Liu Zhu, a competitor in Hunan TV's 2010 Happy Boys, triggered a major controversy for her cross-dressing style. [File Photo]
Beijing - A cross-dressing competitor has triggered a major controversy after participating in Hunan TV's 2010 Happy Boys, the male equivalent of the channel's popular female talent show Super Girls.
Liu Zhu, 19, from Sichuan province, who has been nicknamed "pseudo-girl" by his fans, has risen to stardom overnight with his cross-dressing performance in the competition.
Though Liu's appearance has boosted the program's ratings and popularity, it has been reported that the program might have to vote him out during the show on Saturday night.
According to Chinese media reports, an anonymous source claiming to be associated with the program sent messages to the country's entertainment reporters earlier this week, saying Liu's vote-out would be arranged in tonight's competition, as requested by the country's State Administration of Radio, Film and Television (SARFT).
The Beijing Youth Daily report said SARFT demands the country's TV programs to promote positive and mainstream cultures, while the "pseudo-girl" and cross-dressing phenomenon, as part of a marginal culture, should be checked.
SARFT staffers could not be reached for comments on Friday, but Hunan TV dismissed the news as a rumor.
The channel issued a statement on Friday, saying, "SARFT has not given any opinion on Liu Zhu.
"There is still one competition on the weekend. Whether he can make it to the top 300 depends on his musical talent."
Hunan TV's spokesman Li Hao confirmed SARFT has not asked for Liu to be voted off the show.
Meanwhile, Liu told China Daily he is busy preparing for Saturday night's competition and, as usual, he will sing self-written and self-composed songs.
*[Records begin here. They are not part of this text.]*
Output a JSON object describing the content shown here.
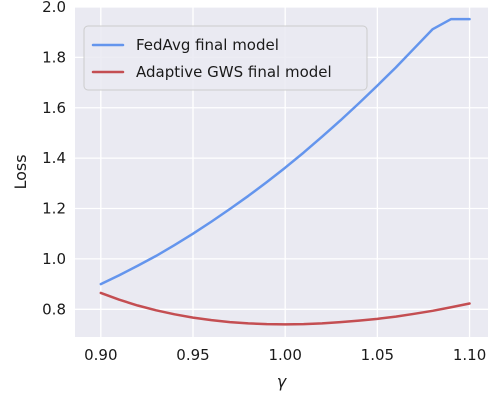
{
  "chart_data": {
    "type": "line",
    "title": "",
    "xlabel": "γ",
    "ylabel": "Loss",
    "xlim": [
      0.886,
      1.11
    ],
    "ylim": [
      0.69,
      2.0
    ],
    "x_ticks": [
      0.9,
      0.95,
      1.0,
      1.05,
      1.1
    ],
    "x_tick_labels": [
      "0.90",
      "0.95",
      "1.00",
      "1.05",
      "1.10"
    ],
    "y_ticks": [
      0.8,
      1.0,
      1.2,
      1.4,
      1.6,
      1.8,
      2.0
    ],
    "y_tick_labels": [
      "0.8",
      "1.0",
      "1.2",
      "1.4",
      "1.6",
      "1.8",
      "2.0"
    ],
    "grid": true,
    "legend_position": "top-left",
    "series": [
      {
        "name": "FedAvg final model",
        "color": "#6495ED",
        "x": [
          0.9,
          0.91,
          0.92,
          0.93,
          0.94,
          0.95,
          0.96,
          0.97,
          0.98,
          0.99,
          1.0,
          1.01,
          1.02,
          1.03,
          1.04,
          1.05,
          1.06,
          1.07,
          1.08,
          1.09,
          1.1
        ],
        "y": [
          0.9,
          0.935,
          0.973,
          1.012,
          1.055,
          1.1,
          1.148,
          1.198,
          1.25,
          1.305,
          1.362,
          1.422,
          1.485,
          1.55,
          1.618,
          1.688,
          1.76,
          1.836,
          1.912,
          1.952,
          1.952
        ]
      },
      {
        "name": "Adaptive GWS final model",
        "color": "#C44E52",
        "x": [
          0.9,
          0.91,
          0.92,
          0.93,
          0.94,
          0.95,
          0.96,
          0.97,
          0.98,
          0.99,
          1.0,
          1.01,
          1.02,
          1.03,
          1.04,
          1.05,
          1.06,
          1.07,
          1.08,
          1.09,
          1.1
        ],
        "y": [
          0.865,
          0.838,
          0.815,
          0.796,
          0.78,
          0.767,
          0.757,
          0.749,
          0.744,
          0.741,
          0.74,
          0.741,
          0.744,
          0.749,
          0.755,
          0.762,
          0.771,
          0.782,
          0.794,
          0.808,
          0.823
        ]
      }
    ]
  }
}
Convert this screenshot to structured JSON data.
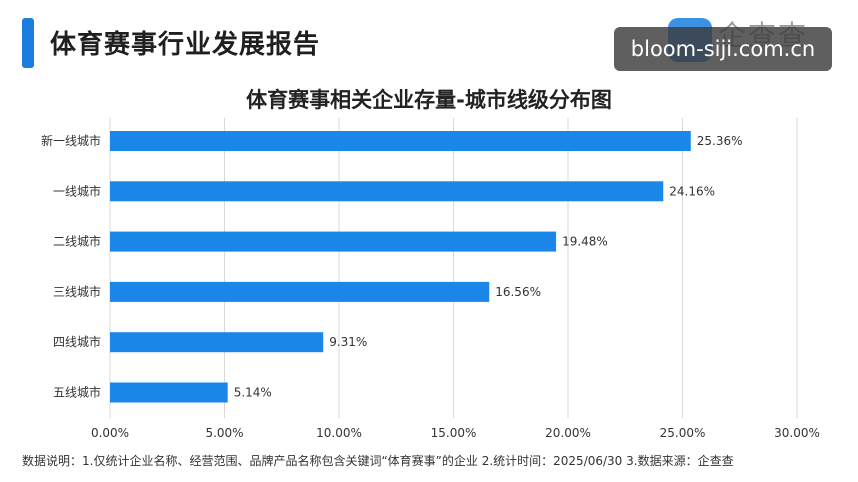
{
  "header": {
    "title": "体育赛事行业发展报告",
    "logo_text": "企查查",
    "watermark": "bloom-siji.com.cn"
  },
  "chart_data": {
    "type": "bar",
    "orientation": "horizontal",
    "title": "体育赛事相关企业存量-城市线级分布图",
    "categories": [
      "新一线城市",
      "一线城市",
      "二线城市",
      "三线城市",
      "四线城市",
      "五线城市"
    ],
    "values": [
      25.36,
      24.16,
      19.48,
      16.56,
      9.31,
      5.14
    ],
    "value_labels": [
      "25.36%",
      "24.16%",
      "19.48%",
      "16.56%",
      "9.31%",
      "5.14%"
    ],
    "x_ticks": [
      0,
      5,
      10,
      15,
      20,
      25,
      30
    ],
    "x_tick_labels": [
      "0.00%",
      "5.00%",
      "10.00%",
      "15.00%",
      "20.00%",
      "25.00%",
      "30.00%"
    ],
    "xlim": [
      0,
      30
    ],
    "grid": true,
    "bar_color": "#1a86e8",
    "grid_color": "#d9d9d9"
  },
  "footnote": "数据说明：1.仅统计企业名称、经营范围、品牌产品名称包含关键词“体育赛事”的企业  2.统计时间：2025/06/30  3.数据来源：企查查"
}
"I don't know whether news of the ban is true or not. The only thing I can do now is show my best to the audience," Liu said.
"I have faced a lot of criticism about the way I look, but all I can do is speak less and do more."
Liu said he would quit the reality show if he was asked to dress up like a man for the camera.
He said he had been dressing up in women's clothing since high school, adding that it was his "true identity".
"I used to be very confused with my identity, but now all the problems have been solved."
Happy Boys' Chengdu division spokesman Zhao Zhe said: "Liu does not have any psychological burden about his identity, but like every other competitor, he too is under great pressure to perform."
Happy Boys is not the only show in the country that has earned the public's wrath for objectionable content.
Luo Yufeng, an Internet star who shot to fame with her bold remarks, was struck with eggs at a live broadcast of Dragon TV's China Talent Show recently.
The show's director Jin Lei, however, maintained they "refuse competitors who act strange and inappropriately on the program just to attract attention".
Qinghai TV's talent show Blossoming Flowers is also under fire for staging a young female student named Diao Yang to dress up like a bunny girl.
The show has also had its contestants walk in a public square wearing bikinis.
Zhang Zhihua, a lecturer at the TV and Journalism School at the Communication University of China, said a lack of a mature subscribe-and-watch system in the country is to blame for the current "bizarre" television content.
"China does not have a mature paid TV environment, which forces most of the satellite channels to rely on advertising revenue, which is only influenced by audience ratings."
At the moment, Happy Boys' audience rating is 2.94 percent.
"In order to increase ratings, many shows try to challenge the audience by presenting subcultures and vulgarity, which is why SARFT needs to set up regulations from time to time."
Zhang assured that the average viewer's taste has not stooped to a new low.
Zhang added that though television programs need to make profits, they should still shoulder the responsibility of presenting positive ideas to the public.